Eine angeregte Diskussion entsteht unter den Schüler/innen des Lyzeums Distomo und der DSA. Jannis werden eine Fülle an Möglichkeiten mit auf den Weg gegeben. Sein Leben hätte, trotz der schwierigen Ausgangssituation für ihn ungeahnte Optionen bereithalten können. Der Fall Jannis fesselt uns, er lenkt aber auch den Blick auf uns und lässt uns nachdenklich werden. Wie treffen wir unsere persönlichen Entscheidungen? Auf dem Höhepunkt der Diskussion werden wir durch das völlig unerwartete und überraschende Erscheinen von Jannis belohnt.

Bildquelle: Schülerbegegnung DSA-Lyzeum Distomo 2016

Wer Jannis wirklich ist?

Ein stattlicher alter Herr, dem man sein wahres Alter nicht ansieht, betritt auf einem Gehstock gestützt und dennoch sicheren Schrittes den Saal. Die Überraschung ist ihm gelungen. Alle Blicke sind auf ihn gerichtet. Jannis ist mittlerweile 81 Jahre alt. Den Stuhl, den man ihm anbietet, um sich zu setzen, lehnt er energisch ab. Jannis wird 90 Minuten über sein langes, erfülltes, aufregendes Leben berichten. Vor uns breitet sich die Geschichte eines ganzen Jahrhunderts aus. Wichtige Ereignisse der griechischen Geschichte, die wir sonst nur aus den Schulbüchern kennen, werden vor uns lebendig. Jannis, der in Wirklichkeit Georgios Stavros heißt, ist ein wortgewaltiger Mann, eloquent mit einer unheimlichen Dynamik und Lebendigkeit in seiner Stimme. Er erzählt von seiner Kindheit und seiner Mutter, seiner Jugend und seinem Studium in Athen. Mittellos in Athen angekommen, musste er zunächst hart arbeiten, um dann später an der Militärakademie eine Ausbildung zu machen. Er begann eine Karriere in der griechischen Armee, nebenbei studierte er auch Wirtschaft. Er blickt heute mit sehr viel Dankbarkeit auf ein erfülltes Leben zurück. Die traumatischen Ereignisse seiner Kindheit haben seine Persönlichkeit nicht gebrochen. Sein Schicksal ist für ihn zur Lebensaufgabe geworden. Sein Engagement gehörte dem Einsatz für Frieden, Sicherheit und Gerechtigkeit in der Welt. Dass man dabei Angehöriger der Armee ist, ist für ihn kein Widerspruch. Als Mitglied der Armee hatte er stets dem Erhalt des Friedens und der Sicherheit gedient.

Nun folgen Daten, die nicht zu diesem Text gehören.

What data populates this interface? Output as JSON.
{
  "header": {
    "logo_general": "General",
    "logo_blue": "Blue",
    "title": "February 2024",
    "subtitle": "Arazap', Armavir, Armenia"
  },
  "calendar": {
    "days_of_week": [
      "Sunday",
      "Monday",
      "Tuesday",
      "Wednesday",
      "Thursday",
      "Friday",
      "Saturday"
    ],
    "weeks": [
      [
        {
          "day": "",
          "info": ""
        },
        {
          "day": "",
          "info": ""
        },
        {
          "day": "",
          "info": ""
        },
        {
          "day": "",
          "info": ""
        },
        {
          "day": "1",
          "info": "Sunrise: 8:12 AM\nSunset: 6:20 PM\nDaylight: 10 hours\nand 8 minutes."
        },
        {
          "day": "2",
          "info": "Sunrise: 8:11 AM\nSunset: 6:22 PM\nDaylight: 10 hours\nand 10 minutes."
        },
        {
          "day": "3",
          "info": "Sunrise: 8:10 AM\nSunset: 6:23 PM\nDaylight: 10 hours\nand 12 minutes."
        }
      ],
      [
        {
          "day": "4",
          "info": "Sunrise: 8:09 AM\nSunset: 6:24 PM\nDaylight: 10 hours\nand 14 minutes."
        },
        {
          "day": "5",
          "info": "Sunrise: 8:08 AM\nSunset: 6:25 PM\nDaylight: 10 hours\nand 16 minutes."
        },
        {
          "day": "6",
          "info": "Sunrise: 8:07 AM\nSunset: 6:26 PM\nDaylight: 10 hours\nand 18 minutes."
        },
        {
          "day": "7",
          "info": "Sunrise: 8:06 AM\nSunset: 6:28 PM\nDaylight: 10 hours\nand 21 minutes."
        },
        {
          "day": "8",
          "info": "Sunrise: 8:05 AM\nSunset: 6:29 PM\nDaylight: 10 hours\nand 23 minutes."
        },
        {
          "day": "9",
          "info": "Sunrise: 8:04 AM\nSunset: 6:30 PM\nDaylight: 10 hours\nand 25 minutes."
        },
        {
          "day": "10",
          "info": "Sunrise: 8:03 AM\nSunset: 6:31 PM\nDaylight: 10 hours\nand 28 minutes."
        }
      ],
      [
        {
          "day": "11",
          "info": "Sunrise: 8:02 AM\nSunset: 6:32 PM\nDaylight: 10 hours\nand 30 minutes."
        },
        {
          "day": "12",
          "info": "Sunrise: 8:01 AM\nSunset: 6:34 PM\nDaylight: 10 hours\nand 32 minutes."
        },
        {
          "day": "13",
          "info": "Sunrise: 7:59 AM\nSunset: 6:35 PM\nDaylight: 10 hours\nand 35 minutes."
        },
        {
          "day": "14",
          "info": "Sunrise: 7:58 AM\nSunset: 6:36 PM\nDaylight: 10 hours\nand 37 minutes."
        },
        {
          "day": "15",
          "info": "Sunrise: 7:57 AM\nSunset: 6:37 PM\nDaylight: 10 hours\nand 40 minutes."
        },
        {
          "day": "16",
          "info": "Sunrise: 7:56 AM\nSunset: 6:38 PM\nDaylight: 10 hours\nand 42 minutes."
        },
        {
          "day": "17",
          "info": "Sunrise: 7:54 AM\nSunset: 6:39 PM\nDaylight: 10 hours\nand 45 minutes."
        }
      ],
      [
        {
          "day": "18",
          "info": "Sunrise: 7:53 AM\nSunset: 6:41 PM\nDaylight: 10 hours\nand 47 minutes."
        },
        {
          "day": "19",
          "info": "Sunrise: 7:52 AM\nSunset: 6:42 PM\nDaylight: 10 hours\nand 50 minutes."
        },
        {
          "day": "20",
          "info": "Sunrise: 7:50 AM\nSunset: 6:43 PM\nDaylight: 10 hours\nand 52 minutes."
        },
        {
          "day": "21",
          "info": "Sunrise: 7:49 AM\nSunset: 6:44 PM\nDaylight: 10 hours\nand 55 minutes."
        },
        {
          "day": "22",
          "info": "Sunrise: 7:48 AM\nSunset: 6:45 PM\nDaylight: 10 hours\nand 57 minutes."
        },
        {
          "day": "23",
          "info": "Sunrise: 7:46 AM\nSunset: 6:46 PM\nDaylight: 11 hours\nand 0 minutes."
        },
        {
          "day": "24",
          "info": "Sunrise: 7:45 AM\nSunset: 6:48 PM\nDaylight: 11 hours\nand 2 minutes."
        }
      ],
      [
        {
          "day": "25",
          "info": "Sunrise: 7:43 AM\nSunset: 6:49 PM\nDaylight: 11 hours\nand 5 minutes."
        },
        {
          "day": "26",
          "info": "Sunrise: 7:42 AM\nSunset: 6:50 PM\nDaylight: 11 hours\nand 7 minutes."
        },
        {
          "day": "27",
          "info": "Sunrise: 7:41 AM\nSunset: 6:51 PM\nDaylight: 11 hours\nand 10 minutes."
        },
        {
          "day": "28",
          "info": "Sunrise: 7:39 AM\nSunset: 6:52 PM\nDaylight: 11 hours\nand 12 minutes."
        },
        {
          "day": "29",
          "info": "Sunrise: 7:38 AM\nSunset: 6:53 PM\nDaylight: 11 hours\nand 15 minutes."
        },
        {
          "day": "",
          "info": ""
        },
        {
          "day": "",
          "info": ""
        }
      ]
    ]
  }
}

Habt den Mut eure Träume zu verwirklichen!

Bildquelle: Schülerbegegnung DSA-Lyzeum Distomo 2016

Seine Botschaft an seine jungen Zuhörer ist schlicht und ergreifend: Geht entschlossen euren Weg. Habt den Mut, eure Träume zu verwirklichen, auch wenn deren Verwirklichung zunächst aussichtslos erscheint. Behaltet stets eure Menschlichkeit und tragt dazu bei, die Welt und die Gesellschaft zu humanisieren. Lasst euch nicht von politischen Extremisten oder Fanatikern verführen. Jede Art von ideologischem oder politischem Fanatismus ist eine Bedrohung für die Demokratie. Wir brauchen dazu nur in die Geschichte zu blicken!

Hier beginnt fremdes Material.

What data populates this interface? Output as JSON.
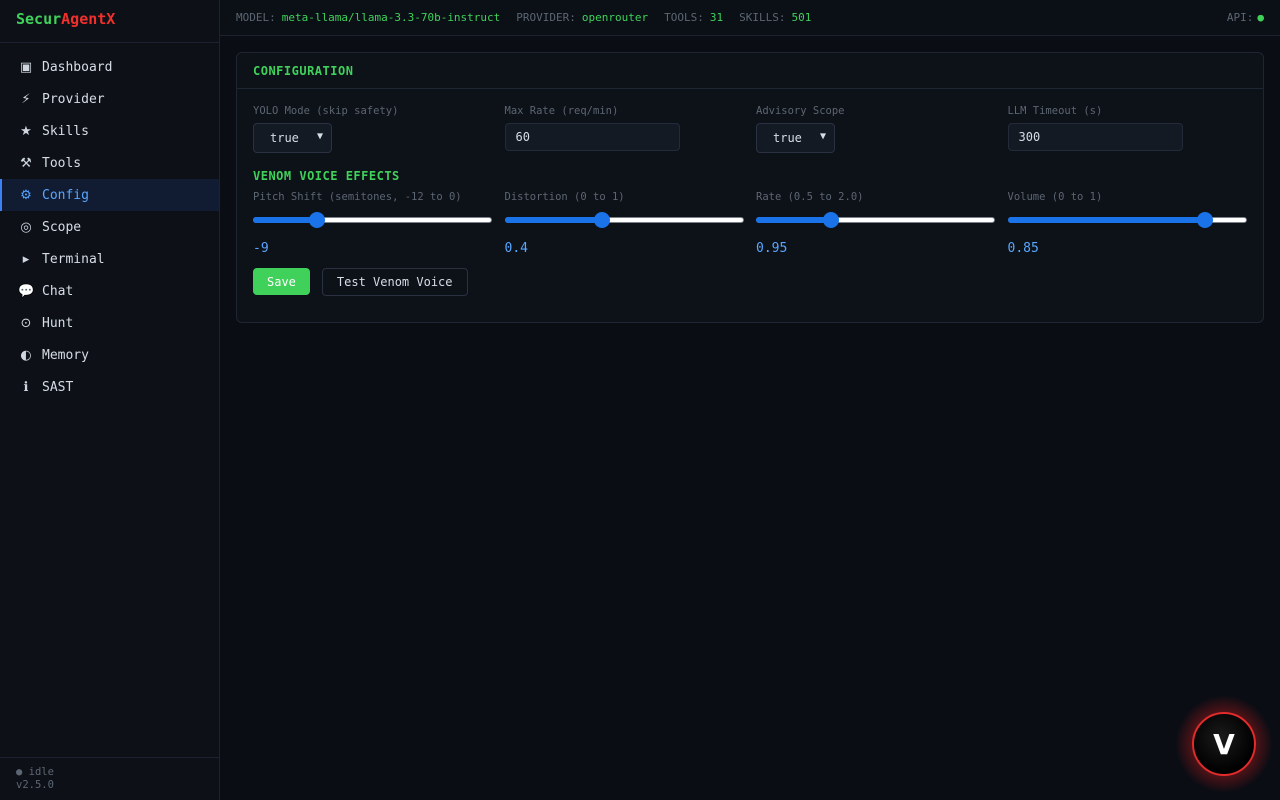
{
  "brand": {
    "part1": "Secur",
    "part2": "AgentX"
  },
  "sidebar": {
    "items": [
      {
        "label": "Dashboard",
        "icon": "▣",
        "icon_name": "dashboard-icon",
        "active": false
      },
      {
        "label": "Provider",
        "icon": "⚡",
        "icon_name": "lightning-icon",
        "active": false
      },
      {
        "label": "Skills",
        "icon": "★",
        "icon_name": "star-icon",
        "active": false
      },
      {
        "label": "Tools",
        "icon": "⚒",
        "icon_name": "hammer-icon",
        "active": false
      },
      {
        "label": "Config",
        "icon": "⚙",
        "icon_name": "gear-icon",
        "active": true
      },
      {
        "label": "Scope",
        "icon": "◎",
        "icon_name": "target-icon",
        "active": false
      },
      {
        "label": "Terminal",
        "icon": "▸",
        "icon_name": "terminal-icon",
        "active": false
      },
      {
        "label": "Chat",
        "icon": "💬",
        "icon_name": "chat-bubble-icon",
        "active": false
      },
      {
        "label": "Hunt",
        "icon": "⊙",
        "icon_name": "crosshair-icon",
        "active": false
      },
      {
        "label": "Memory",
        "icon": "◐",
        "icon_name": "memory-icon",
        "active": false
      },
      {
        "label": "SAST",
        "icon": "ℹ",
        "icon_name": "info-icon",
        "active": false
      }
    ],
    "status": "● idle",
    "version": "v2.5.0"
  },
  "topbar": {
    "model_key": "MODEL:",
    "model_val": "meta-llama/llama-3.3-70b-instruct",
    "provider_key": "PROVIDER:",
    "provider_val": "openrouter",
    "tools_key": "TOOLS:",
    "tools_val": "31",
    "skills_key": "SKILLS:",
    "skills_val": "501",
    "api_key": "API:",
    "api_dot": "●"
  },
  "config": {
    "title": "CONFIGURATION",
    "yolo": {
      "label": "YOLO Mode (skip safety)",
      "value": "true"
    },
    "max_rate": {
      "label": "Max Rate (req/min)",
      "value": "60"
    },
    "advisory": {
      "label": "Advisory Scope",
      "value": "true"
    },
    "timeout": {
      "label": "LLM Timeout (s)",
      "value": "300"
    },
    "venom_title": "VENOM VOICE EFFECTS",
    "sliders": [
      {
        "label": "Pitch Shift (semitones, -12 to 0)",
        "value": "-9",
        "min": -12,
        "max": 0,
        "num": -9
      },
      {
        "label": "Distortion (0 to 1)",
        "value": "0.4",
        "min": 0,
        "max": 1,
        "num": 0.4
      },
      {
        "label": "Rate (0.5 to 2.0)",
        "value": "0.95",
        "min": 0.5,
        "max": 2.0,
        "num": 0.95
      },
      {
        "label": "Volume (0 to 1)",
        "value": "0.85",
        "min": 0,
        "max": 1,
        "num": 0.85
      }
    ],
    "save_label": "Save",
    "test_label": "Test Venom Voice"
  },
  "fab": {
    "letter": "V"
  },
  "colors": {
    "accent_green": "#3fd15a",
    "accent_red": "#f0302c",
    "accent_blue": "#58a6ff",
    "slider_blue": "#1a73e8"
  }
}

Die 90 Minuten vergehen wie im Flug. Viele Fragen beschäftigen die Schüler/innen beider Schulen, auf die Herr Stavros sehr geduldig antwortet. An diesem Abend haben wir nicht nur Jannis/Herrn Stavros kennengelernt, sondern auch viel über uns selbst erfahren.

Wir danken Herrn Stavros sehr herzlich für sein Kommen sowie Frau Benekou, Livadia, Dr. der Vergleichenden Literaturwissenschaft, Leiterin des Zentrums für Schülerberatung beim griechischen Erziehungsministerium für den interessanten Workshop.